If the plaintiff cannot establish infringement, the Court is without power to determine that his patent is valid. Electrical Fittings Corporation v. Thomas Betts, 307 U.S. 241, 242, 59 S.Ct. 860, 83 L.Ed. 1263; Katz v. Horni Signal Mfg. Co., 2 Cir., 145 F.2d 961; Altvater v. Freeman, 319 U.S. 359, 363, 63 S.Ct. 1115, 87 L.Ed. 1450.
The defendant seeks an adjudication that the plaintiff's patent is invalid. Cover v. Schwartz, 2 Cir., 133 F.2d 541, 545, certiorari denied 319 U.S. 748, 63 S.Ct. 1158, 87 L.Ed. 1703.
The Court is not persuaded that the record contains all of the essential elements upon which a judgment that the patent is invalid may be properly predicated and the defendant's motion is, therefore, denied.

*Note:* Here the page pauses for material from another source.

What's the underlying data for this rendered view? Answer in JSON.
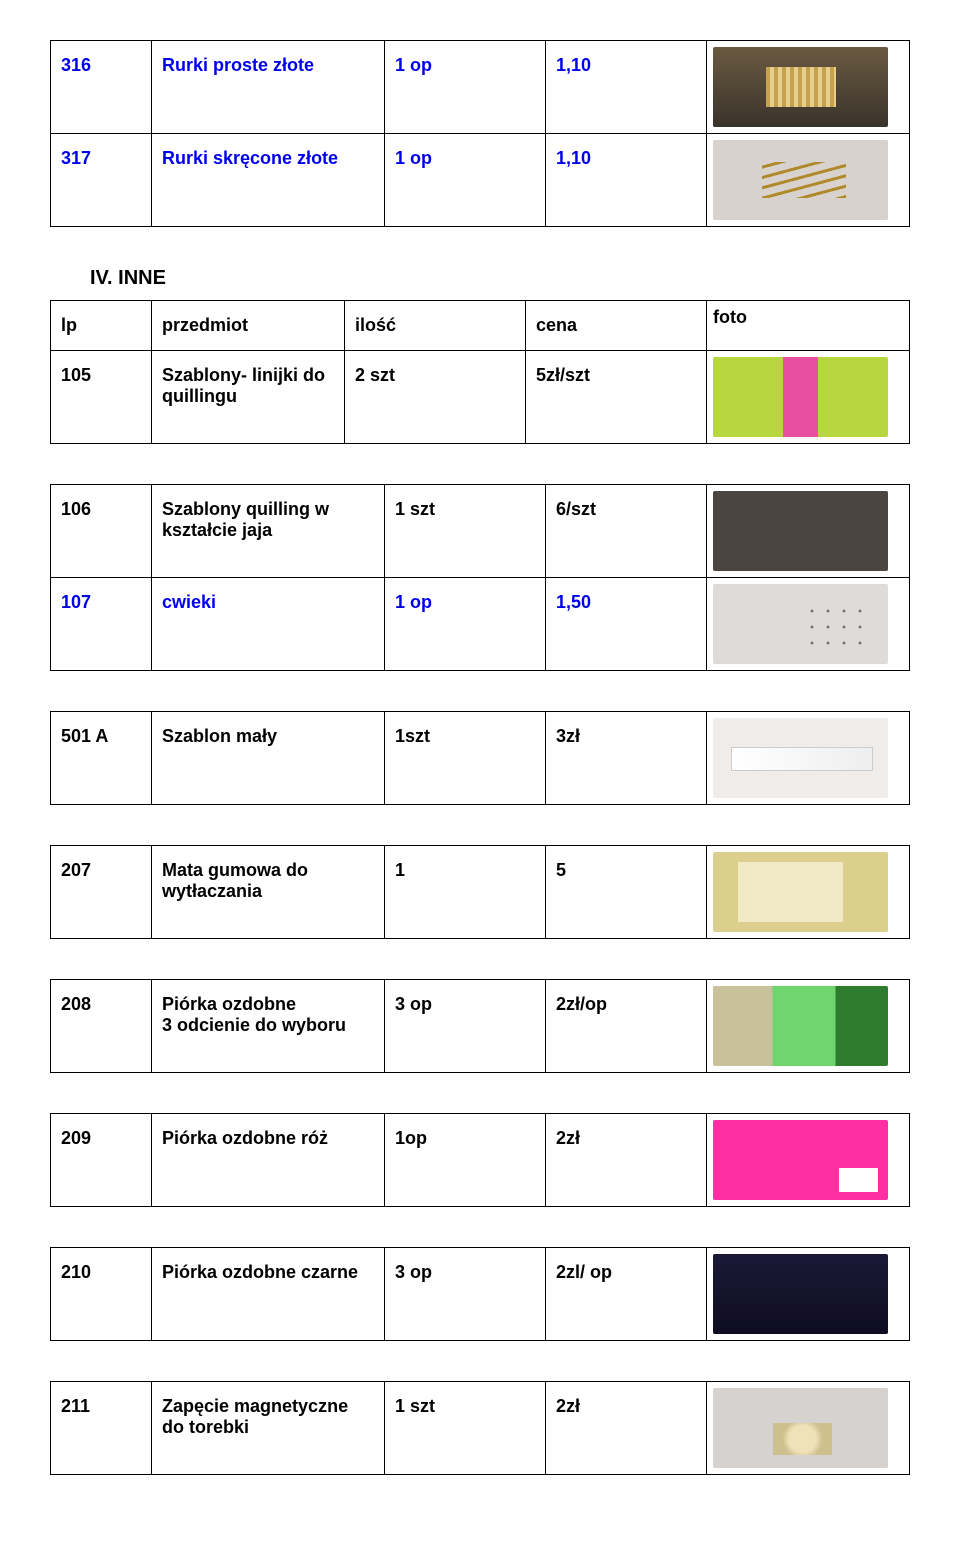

But the plaintiff brought the defendant into Court when, as it now appears, a substantial doubt must have existed that his course was justified. His motion will, however, be granted, with prejudice. The defendant may have judgment in its favor for the taxable costs and disbursements, the fees of the stenographer reporting the examination before trial amounting to $45.75, and a counsel fee of $100. Submit order and judgment on notice.